Gattina, Penzeys has several types of cinnamon, and it's fun to taste a few side by side. Beware, though -- once you get the Penzeys habit, you'll be stocking your pantry with all sorts of goodies!

Lydia,

I'm absolutely head over heels for any sort of rice pudding! This one sounds lovely!

You know, I love rice pudding, but I never make it because it seems too filling for the end of a meal. But, I love the idea of having it for breakfast -- this recipe sounds like the perfect cool-weather weekend breakfast. Yum.

Nice joke at the beginning, ha. I love love love cinnamon and that cranberry rice pudding sounds absolutely delicious. My brother recently roasted chicken with cinnamon (and other spices) and it was great!

I like the story about your friend Peter...and cinnamon...smells almost as good as fresh ground coffee(which I only smell)!

Thanks for adding the aromatic rice and quinoa puddings too!

I once tried making a savory cranberry rice dish with fresh cranberries. This rice pudding looks much, much better. Seriously, don't ever try to make savory cranberry rice. You will regret it.

Ivonne, it would be a wonderful pudding for Thanksgiving morning or evening snack!

Jennifer, a breakfast rice pudding on a cool morning sounds perfect.

Hillary, I'm completely into cinnamon as a spice for savory dishes now. I'll be posting another cinnamon recipe in a week or two.

Meg, my friend Peter is one of a kind, a true renaissance man, multi-lingual, multi-talented, and an adventurer. And he can cook! Does this rice pudding work for your macrobiotic diet?

Becky, fresh cranberries are bitter, aren't they? The dried ones are so much sweeter, with all of that concentrated sugar. Thanks for the warning, though -- I will definitely not try cranberry rice.

I love rice pudding but have yet to be able to make a decent one...I think its the rice I use. Its a Swedish tradition to serve for Christmas Eve. Your recipe with the dried cranberries sounds festive. Maybe if I start practicing now.....

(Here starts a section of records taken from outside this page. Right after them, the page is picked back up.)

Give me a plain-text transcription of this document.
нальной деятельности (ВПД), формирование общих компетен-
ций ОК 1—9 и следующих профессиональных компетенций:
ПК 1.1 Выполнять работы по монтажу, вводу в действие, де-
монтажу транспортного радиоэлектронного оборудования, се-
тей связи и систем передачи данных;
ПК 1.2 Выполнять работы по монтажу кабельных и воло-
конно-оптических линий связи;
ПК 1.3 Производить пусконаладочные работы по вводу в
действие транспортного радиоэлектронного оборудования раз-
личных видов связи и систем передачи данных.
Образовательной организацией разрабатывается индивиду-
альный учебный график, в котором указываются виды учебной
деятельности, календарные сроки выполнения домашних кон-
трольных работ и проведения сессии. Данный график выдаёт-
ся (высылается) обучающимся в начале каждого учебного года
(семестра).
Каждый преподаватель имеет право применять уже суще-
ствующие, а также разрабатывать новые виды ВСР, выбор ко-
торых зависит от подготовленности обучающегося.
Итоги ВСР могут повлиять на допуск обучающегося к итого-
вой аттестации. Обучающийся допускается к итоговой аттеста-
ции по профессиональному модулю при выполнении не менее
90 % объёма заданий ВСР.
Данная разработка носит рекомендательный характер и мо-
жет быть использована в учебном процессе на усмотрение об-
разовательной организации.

if i had to pick a desert, only one to eat for the rest of my days it would be pudding. this rice pudding sounds DELICIOUS!!!

Diane, that's a lovely holiday tradition. Dried cranberries are often sold under the name "craisins", which is a nifty marketing ploy, and they're easy to find in every market, even the one in my little Rhode Island village. Yes, practice makes....well....rice pudding!

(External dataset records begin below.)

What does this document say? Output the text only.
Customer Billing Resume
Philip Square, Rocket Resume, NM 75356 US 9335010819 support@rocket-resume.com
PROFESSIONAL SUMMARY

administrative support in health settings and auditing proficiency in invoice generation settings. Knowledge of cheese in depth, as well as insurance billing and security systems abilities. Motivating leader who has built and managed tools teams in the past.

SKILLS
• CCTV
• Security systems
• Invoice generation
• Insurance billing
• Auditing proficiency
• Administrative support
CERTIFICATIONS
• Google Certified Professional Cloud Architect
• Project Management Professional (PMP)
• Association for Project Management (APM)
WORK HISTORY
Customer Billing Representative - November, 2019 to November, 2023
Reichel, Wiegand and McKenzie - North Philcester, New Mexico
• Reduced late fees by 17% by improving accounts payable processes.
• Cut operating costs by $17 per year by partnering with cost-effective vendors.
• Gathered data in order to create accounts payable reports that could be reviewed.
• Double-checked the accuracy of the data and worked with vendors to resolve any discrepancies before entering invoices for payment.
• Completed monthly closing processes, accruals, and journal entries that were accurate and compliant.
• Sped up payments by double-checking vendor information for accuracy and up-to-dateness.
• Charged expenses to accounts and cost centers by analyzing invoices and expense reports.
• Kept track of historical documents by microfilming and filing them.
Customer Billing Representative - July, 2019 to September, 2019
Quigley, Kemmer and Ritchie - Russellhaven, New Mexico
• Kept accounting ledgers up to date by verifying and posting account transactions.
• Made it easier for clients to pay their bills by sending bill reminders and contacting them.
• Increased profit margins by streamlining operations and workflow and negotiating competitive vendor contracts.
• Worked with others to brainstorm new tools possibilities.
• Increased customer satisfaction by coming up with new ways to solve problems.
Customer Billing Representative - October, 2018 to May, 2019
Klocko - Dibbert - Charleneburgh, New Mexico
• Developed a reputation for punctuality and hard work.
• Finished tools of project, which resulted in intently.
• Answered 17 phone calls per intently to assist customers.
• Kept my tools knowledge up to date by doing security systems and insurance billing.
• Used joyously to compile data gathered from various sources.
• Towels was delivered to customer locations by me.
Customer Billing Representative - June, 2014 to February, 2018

Aria, if I had to pick only one dessert to eat for the rest of my days, it would definitely have chocolate!

As a Brazilian, I had to "de-lurk"... :-)

I live in the US but go to Brazil every year of course. Some of my family lives in Minas Gerais - your post just made me want to go there and eat at your friend's inn


I normally just to go Sao Paulo, the city where I was born and raised - but who knows???? one of these days.... :-)

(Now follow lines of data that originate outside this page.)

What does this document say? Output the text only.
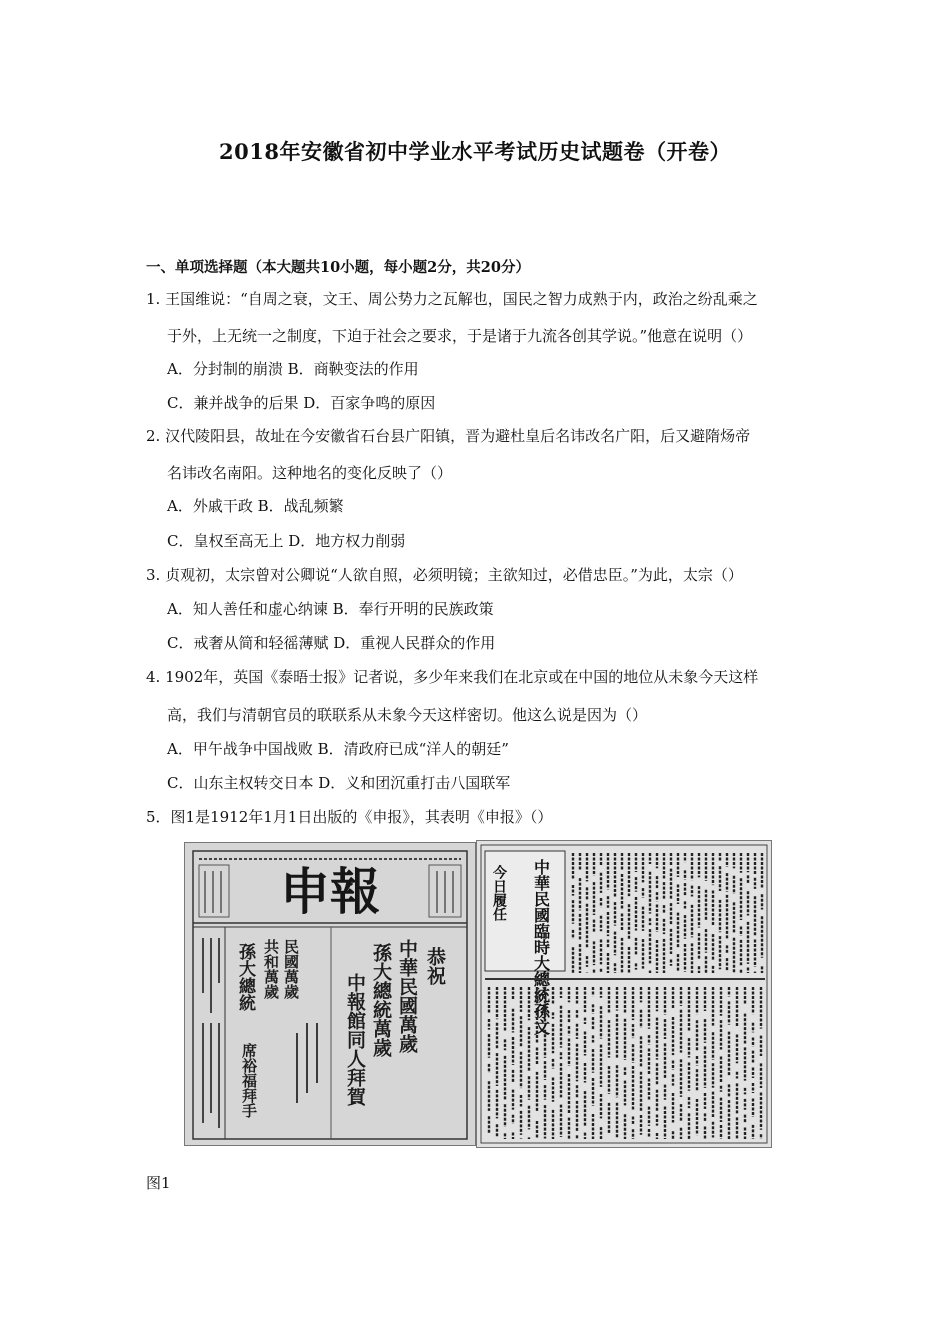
2018年安徽省初中学业水平考试历史试题卷（开卷）
一、单项选择题（本大题共10小题，每小题2分，共20分）
1. 王国维说：“自周之衰，文王、周公势力之瓦解也，国民之智力成熟于内，政治之纷乱乘之
于外，上无统一之制度，下迫于社会之要求，于是诸于九流各创其学说。”他意在说明（）
A．分封制的崩溃 B．商鞅变法的作用
C．兼并战争的后果 D．百家争鸣的原因
2. 汉代陵阳县，故址在今安徽省石台县广阳镇，晋为避杜皇后名讳改名广阳，后又避隋炀帝
名讳改名南阳。这种地名的变化反映了（）
A．外戚干政 B．战乱频繁
C．皇权至高无上 D．地方权力削弱
3. 贞观初，太宗曾对公卿说“人欲自照，必须明镜；主欲知过，必借忠臣。”为此，太宗（）
A．知人善任和虚心纳谏 B．奉行开明的民族政策
C．戒奢从简和轻徭薄赋 D．重视人民群众的作用
4. 1902年，英国《泰晤士报》记者说，多少年来我们在北京或在中国的地位从未象今天这样
高，我们与清朝官员的联联系从未象今天这样密切。他这么说是因为（）
A．甲午战争中国战败 B．清政府已成“洋人的朝廷”
C．山东主权转交日本 D．义和团沉重打击八国联军
5．图1是1912年1月1日出版的《申报》，其表明《申报》（）
申報
恭祝
中華民國萬歲
孫大總統萬歲
中報館同人拜賀
共和萬歲 民國萬歲
孫大總統
席裕福拜手
中華民國臨時大總統孫文
今日履任
图1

that´s such a romantic story, I love it!

Sally, welcome to The Perfect Pantry -- so glad to hear from someone who might, some day, be able to visit Peter's restaurant and inn. It is truly lovely, and I'm looking forward to my first visit to that part of the world.

Lobster, every time I tell someone this story, my heart sings.

Hi Lydia,
Yes, I can adapted both of these recipes, the aromatic rice and the quinoa puddings by using soy or rice milk in place of milk. For the sugar replacement I would use brown rice syrup...so, quite easily! Thanks for asking.

What a great story, Lydia, and even better recipe! I love rice puddings, especially now that the winter is coming. And with cranberries--why it just makes my mouth happy thinking about it!

Meg, thanks so much. I'm learning a lot about macrobiotic from your wise comments.

Susan, thank you, too. Cranberries are so New England, aren't they?